Employment & Safety Update: Casual Service Recognition For Redundancy Pay And Dealing With Excessive Annual Leave

Redundancy pay to include periods of casual service

A recent Full Bench decision of FWC has held that the service of an ‘ongoing’ employee (i.e. full-time or part-time employee who does not have a specified term/task contract) can include a period of service when they were employed as a ‘regular and systematic’ casual employee. This will only occur where the employee transitions to ongoing employment where there is no ‘break’ in service.

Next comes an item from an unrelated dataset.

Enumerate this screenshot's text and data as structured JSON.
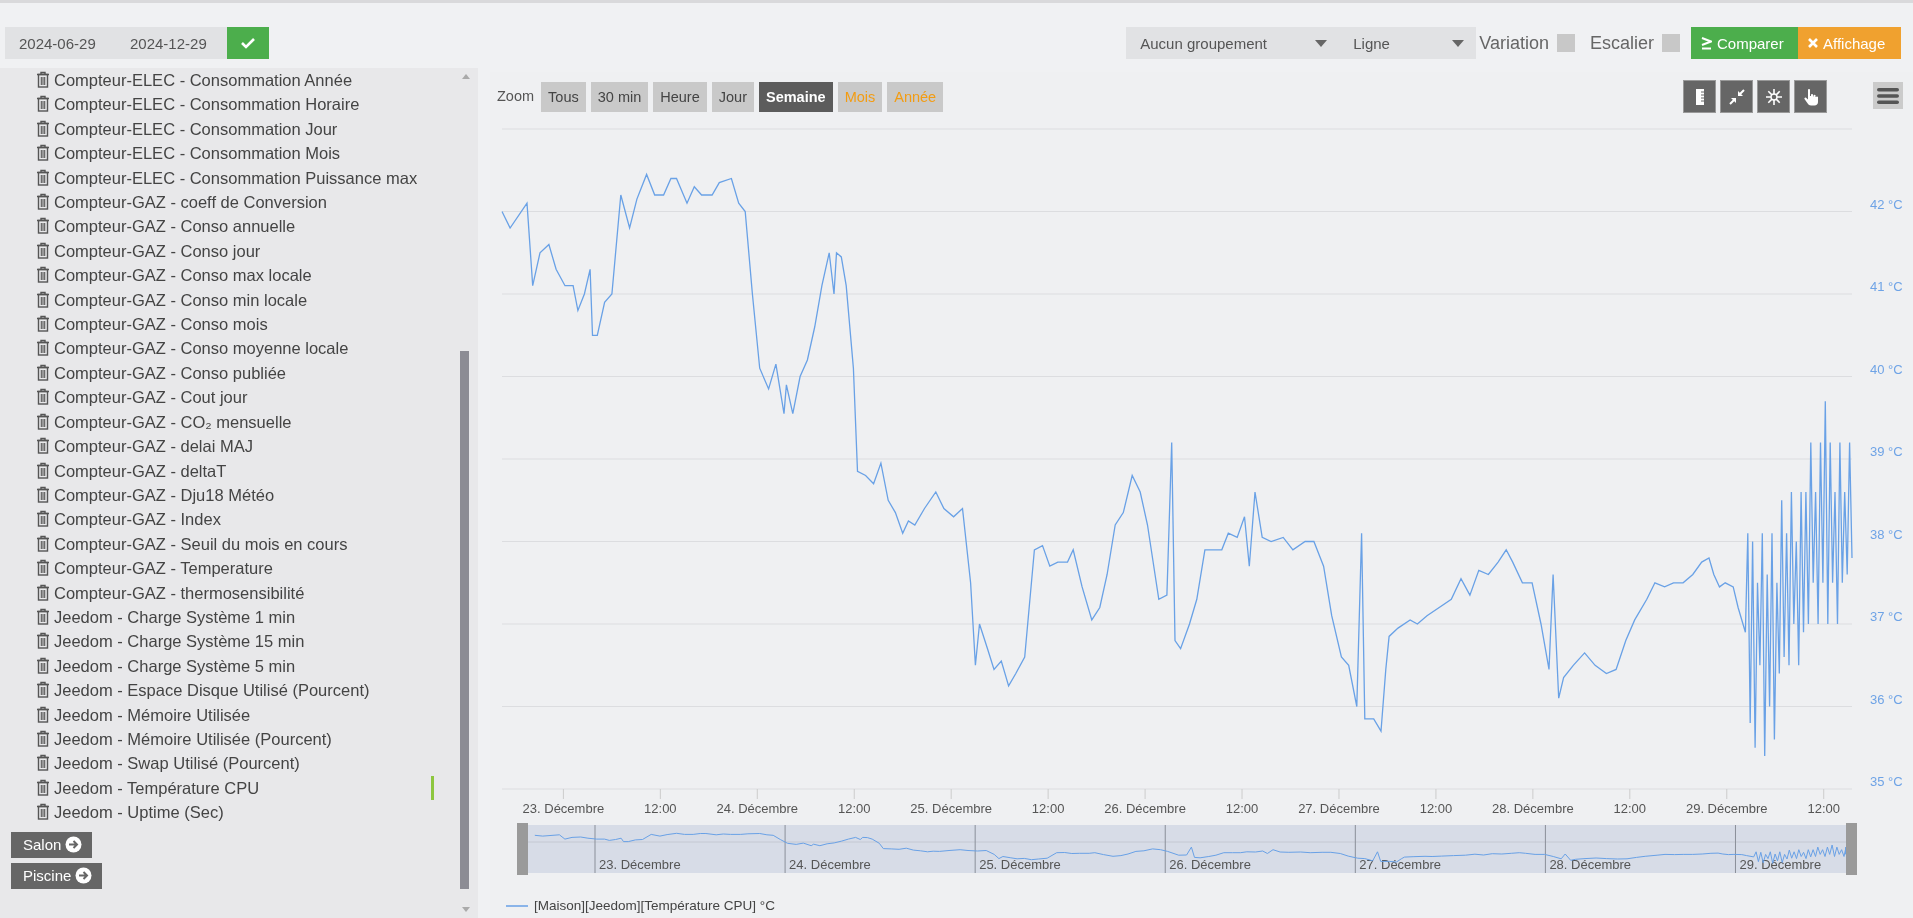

Implications for employers

This decision is currently ‘good law’ until appealed (which we understand is currently being considered) and overturned.  Until being overturned the decision will retrospectively give employees additional service related entitlements such as redundancy pay, notice of termination and even potentially, annual leave and personal leave (the actual case did not deal with these issues but commentators are suggesting they are natural flow ons).

The decision does not:

  • apply where the employee was a ‘true casual’ (i.e. the employment was infrequent); or
  • give casual employees an entitlement to redundancy pay.

Practical steps

You should carefully consider the potential implications before making any decision to:

  • convert casual employees to an ongoing position. A ‘break’ in the service between the casual employment and commencement of the ongoing employment may be enough to prevent the service continuing; or
  • terminate an ongoing employee who had a period of continuous service as a regular and systematic casual employee.

Watch this space

There was a strong dissenting opinion which raised some valid practical issues with the majority’s decision (such as the prospect of ‘double dipping’ caused by employees receiving the casual loading but then getting the benefit of that service counted towards redundancy pay). There is a prospect that this decision will be overturned either by another Full Bench of FWC or the Federal Court.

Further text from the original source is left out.